The low-level routine also supports periodic structures, requiring the cell as an additional argument.

In [3]:
# AuCu crystal structure
positions_pbc = torch.tensor([
    [0.0, 0.0, 0.0],
    [0.0, 0.5, 0.5],
    [0.5, 0.0, 0.5],
    [0.5, 0.5, 0.0]
], dtype=torch.float64)
species_pbc = ['Cu', 'Cu', 'Au', 'Au']

# Unit cell
cell = torch.tensor([
    [4.0, 0.0, 0.0],
    [0.0, 4.0, 0.0],
    [0.0, 0.0, 4.0]
], dtype=torch.float64)

# Periodic boundary conditions in all dimensions
pbc = torch.tensor([True, True, True], dtype=torch.bool)

# Create descriptor for Au-Cu system
descriptor_aucu = ChebyshevDescriptor(
    species=['Au', 'Cu'],
    rad_order=8,
    rad_cutoff=3.5,
    ang_order=5,
    ang_cutoff=3.5
)

# Featurize with PBC
features_pbc = descriptor_aucu.forward_from_positions(
    positions_pbc, species_pbc, cell=cell, pbc=pbc
)

print(f"Crystal feature shape: {features_pbc.shape}")
print(f"Cu atom 0 features (first 10): {features_pbc[0, :10]}")
print(f"Au atom 2 features (first 10): {features_pbc[2, :10]}")

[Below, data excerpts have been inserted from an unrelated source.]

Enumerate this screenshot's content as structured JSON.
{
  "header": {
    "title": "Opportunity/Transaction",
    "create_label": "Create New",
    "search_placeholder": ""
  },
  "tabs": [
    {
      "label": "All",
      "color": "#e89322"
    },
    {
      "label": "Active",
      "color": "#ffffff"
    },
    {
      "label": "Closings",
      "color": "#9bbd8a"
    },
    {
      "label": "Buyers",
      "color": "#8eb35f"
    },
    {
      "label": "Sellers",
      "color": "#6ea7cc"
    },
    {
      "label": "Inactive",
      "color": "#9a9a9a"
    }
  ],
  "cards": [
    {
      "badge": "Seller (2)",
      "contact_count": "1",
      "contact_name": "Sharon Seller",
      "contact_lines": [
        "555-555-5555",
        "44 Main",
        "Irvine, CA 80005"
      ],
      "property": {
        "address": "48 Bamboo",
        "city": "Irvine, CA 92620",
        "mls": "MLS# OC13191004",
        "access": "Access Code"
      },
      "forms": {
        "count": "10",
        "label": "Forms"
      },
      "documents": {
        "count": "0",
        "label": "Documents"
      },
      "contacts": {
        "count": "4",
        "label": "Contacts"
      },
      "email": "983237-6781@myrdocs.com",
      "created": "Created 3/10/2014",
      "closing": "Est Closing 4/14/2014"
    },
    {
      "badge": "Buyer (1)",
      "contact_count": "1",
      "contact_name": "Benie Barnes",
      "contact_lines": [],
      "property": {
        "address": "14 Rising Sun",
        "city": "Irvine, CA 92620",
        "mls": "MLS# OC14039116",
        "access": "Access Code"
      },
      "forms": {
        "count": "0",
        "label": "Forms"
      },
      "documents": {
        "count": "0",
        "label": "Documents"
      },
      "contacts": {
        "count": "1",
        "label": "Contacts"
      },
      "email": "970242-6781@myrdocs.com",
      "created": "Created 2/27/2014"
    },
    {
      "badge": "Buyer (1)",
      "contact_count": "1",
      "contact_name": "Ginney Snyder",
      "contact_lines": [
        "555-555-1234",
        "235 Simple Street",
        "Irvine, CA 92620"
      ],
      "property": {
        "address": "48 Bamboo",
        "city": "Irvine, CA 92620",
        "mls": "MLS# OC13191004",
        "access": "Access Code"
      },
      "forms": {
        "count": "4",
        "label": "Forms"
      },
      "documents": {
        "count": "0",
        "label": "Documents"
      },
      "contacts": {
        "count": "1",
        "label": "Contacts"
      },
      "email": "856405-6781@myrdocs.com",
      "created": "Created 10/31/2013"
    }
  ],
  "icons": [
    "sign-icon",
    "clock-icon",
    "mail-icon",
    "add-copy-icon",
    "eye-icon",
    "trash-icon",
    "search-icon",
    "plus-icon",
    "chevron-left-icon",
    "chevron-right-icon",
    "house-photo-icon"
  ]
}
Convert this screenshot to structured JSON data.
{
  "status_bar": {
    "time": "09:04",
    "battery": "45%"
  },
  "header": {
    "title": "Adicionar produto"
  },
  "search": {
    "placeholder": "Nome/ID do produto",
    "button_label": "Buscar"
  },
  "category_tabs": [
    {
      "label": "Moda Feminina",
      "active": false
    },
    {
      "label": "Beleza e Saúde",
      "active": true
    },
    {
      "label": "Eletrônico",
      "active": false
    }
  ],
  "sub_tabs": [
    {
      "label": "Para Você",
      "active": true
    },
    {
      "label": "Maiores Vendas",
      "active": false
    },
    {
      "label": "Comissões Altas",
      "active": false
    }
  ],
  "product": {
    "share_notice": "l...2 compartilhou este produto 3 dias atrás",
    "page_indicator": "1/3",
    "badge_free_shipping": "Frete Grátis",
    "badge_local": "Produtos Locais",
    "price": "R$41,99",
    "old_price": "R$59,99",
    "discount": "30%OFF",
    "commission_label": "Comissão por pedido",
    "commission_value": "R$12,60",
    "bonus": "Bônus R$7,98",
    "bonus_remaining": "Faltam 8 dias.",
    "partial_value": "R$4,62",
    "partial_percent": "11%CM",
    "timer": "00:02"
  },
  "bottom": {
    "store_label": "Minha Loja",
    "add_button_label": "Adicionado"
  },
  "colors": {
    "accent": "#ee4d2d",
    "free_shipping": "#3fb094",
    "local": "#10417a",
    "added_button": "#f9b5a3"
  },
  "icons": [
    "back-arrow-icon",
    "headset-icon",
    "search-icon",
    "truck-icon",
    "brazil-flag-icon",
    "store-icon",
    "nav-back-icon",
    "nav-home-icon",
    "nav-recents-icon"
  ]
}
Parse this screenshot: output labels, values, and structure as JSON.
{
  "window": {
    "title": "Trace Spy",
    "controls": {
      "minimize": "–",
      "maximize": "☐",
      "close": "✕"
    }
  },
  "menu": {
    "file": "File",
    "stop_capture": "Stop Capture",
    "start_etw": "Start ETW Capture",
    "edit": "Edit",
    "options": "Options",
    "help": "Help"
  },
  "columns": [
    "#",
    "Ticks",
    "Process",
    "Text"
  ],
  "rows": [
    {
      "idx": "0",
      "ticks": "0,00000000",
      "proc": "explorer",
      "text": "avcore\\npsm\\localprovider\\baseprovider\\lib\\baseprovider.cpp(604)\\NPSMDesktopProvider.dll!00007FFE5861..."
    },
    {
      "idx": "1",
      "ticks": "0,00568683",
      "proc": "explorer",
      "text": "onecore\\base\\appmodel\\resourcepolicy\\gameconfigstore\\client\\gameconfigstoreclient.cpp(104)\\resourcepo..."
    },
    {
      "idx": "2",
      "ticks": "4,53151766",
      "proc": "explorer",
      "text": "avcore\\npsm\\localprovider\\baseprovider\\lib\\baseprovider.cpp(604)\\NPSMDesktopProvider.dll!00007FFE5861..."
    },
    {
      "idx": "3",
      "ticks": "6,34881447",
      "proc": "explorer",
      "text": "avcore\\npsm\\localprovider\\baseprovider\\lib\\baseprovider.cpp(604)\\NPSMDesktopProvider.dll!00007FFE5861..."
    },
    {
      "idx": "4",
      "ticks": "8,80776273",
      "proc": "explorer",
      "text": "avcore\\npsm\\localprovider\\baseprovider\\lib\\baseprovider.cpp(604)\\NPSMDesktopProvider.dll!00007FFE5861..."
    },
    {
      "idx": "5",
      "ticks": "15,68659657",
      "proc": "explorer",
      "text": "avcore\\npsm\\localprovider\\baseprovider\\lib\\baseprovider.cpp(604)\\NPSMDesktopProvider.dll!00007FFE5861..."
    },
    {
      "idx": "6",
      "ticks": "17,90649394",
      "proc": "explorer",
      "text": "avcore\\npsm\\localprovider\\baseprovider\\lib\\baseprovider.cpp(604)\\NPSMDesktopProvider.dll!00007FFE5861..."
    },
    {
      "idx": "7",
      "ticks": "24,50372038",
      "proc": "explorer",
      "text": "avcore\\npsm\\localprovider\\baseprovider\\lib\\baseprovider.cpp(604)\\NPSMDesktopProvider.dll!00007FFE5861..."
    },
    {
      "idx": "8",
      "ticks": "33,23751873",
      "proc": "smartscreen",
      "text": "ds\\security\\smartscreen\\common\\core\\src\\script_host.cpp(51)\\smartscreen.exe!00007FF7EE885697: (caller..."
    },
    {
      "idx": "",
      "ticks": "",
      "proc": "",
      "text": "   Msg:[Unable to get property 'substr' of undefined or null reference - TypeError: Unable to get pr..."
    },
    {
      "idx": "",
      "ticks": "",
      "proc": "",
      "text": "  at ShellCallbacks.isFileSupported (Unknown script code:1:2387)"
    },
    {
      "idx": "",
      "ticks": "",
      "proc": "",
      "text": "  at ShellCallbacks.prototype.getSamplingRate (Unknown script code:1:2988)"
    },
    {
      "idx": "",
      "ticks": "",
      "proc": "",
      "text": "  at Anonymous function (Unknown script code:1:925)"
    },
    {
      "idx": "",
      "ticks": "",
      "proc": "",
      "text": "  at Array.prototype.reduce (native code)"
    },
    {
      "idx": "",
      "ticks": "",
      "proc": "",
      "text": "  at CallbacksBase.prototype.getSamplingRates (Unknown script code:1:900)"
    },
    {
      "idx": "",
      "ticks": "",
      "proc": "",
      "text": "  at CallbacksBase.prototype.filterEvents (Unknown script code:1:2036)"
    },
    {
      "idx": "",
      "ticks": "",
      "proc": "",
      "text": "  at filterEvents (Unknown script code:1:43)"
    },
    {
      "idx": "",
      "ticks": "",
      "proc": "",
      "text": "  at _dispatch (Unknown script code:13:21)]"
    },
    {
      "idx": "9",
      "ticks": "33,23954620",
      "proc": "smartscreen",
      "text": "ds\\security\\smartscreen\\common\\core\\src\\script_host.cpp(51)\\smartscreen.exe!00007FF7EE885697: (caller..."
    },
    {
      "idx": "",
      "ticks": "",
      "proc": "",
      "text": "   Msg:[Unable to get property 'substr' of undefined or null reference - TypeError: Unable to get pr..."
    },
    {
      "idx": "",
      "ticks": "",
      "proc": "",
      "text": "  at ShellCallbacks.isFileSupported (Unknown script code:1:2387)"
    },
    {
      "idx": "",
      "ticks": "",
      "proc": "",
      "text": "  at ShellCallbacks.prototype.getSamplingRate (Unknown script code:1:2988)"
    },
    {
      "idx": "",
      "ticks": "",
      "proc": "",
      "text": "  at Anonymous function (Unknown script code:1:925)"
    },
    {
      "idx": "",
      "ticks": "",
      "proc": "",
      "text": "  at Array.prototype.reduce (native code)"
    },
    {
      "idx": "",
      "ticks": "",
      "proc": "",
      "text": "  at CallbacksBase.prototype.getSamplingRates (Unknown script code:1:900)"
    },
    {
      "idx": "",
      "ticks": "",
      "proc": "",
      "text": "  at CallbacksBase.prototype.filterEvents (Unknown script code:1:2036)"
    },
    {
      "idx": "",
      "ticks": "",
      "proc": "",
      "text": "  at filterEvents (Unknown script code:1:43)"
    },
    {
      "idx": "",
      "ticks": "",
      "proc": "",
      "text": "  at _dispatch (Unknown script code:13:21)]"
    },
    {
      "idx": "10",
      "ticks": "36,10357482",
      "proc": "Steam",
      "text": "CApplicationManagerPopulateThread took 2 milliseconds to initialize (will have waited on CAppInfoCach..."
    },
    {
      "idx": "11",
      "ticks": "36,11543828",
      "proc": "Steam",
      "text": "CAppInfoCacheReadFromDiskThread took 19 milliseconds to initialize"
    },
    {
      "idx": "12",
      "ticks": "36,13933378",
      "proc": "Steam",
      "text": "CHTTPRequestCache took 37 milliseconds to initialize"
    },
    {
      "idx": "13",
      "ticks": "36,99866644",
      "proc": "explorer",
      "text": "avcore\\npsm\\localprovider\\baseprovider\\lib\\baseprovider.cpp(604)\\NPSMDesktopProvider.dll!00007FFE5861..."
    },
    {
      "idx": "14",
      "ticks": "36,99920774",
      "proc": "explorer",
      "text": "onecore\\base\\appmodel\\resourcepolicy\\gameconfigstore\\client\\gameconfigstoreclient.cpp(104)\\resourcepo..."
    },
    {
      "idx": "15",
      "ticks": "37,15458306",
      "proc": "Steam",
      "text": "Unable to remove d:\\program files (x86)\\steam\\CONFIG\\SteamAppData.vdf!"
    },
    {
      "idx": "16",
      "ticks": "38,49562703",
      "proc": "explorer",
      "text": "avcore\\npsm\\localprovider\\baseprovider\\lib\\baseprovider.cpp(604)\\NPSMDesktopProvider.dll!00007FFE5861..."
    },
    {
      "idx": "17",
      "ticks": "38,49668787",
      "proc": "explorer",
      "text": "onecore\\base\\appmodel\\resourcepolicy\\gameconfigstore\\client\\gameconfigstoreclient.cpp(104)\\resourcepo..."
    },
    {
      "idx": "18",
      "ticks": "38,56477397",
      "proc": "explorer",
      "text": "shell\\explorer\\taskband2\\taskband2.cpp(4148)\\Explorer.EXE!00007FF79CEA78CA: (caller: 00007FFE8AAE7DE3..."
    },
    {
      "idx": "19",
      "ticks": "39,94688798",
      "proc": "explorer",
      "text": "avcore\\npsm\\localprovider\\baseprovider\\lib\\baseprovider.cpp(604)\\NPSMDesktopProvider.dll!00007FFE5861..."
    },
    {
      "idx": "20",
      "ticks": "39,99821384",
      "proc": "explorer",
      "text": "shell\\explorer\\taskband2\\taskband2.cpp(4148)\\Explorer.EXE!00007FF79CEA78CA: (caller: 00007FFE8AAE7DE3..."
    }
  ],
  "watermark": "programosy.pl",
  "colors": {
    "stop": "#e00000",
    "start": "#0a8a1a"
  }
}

Crystal feature shape: torch.Size([4, 30])
Cu atom 0 features (first 10): tensor([ 2.7079, -1.6137, -0.7845,  2.5488, -2.2533,  0.1369,  2.0901, -2.6281,
         1.0422,  2.4442], dtype=torch.float64)
Au atom 2 features (first 10): tensor([ 2.7079, -1.6137, -0.7845,  2.5488, -2.2533,  0.1369,  2.0901, -2.6281,
         1.0422,  2.4442], dtype=torch.float64)


## 4. Batch Processing

When efficiency matters and many structures need to be featurized, the `BatchedFeaturizer` can be used to help with batch processing.

In [4]:
import torch
from aenet.torch_featurize import ChebyshevDescriptor, BatchedFeaturizer

# Create base descriptor
descriptor = ChebyshevDescriptor(
    species=['O', 'H'],
    rad_order=10,
    rad_cutoff=4.0,
    ang_order=3,
    ang_cutoff=1.5
)

# Wrap in BatchedFeaturizer for efficient batch processing
batch_featurizer = BatchedFeaturizer(descriptor)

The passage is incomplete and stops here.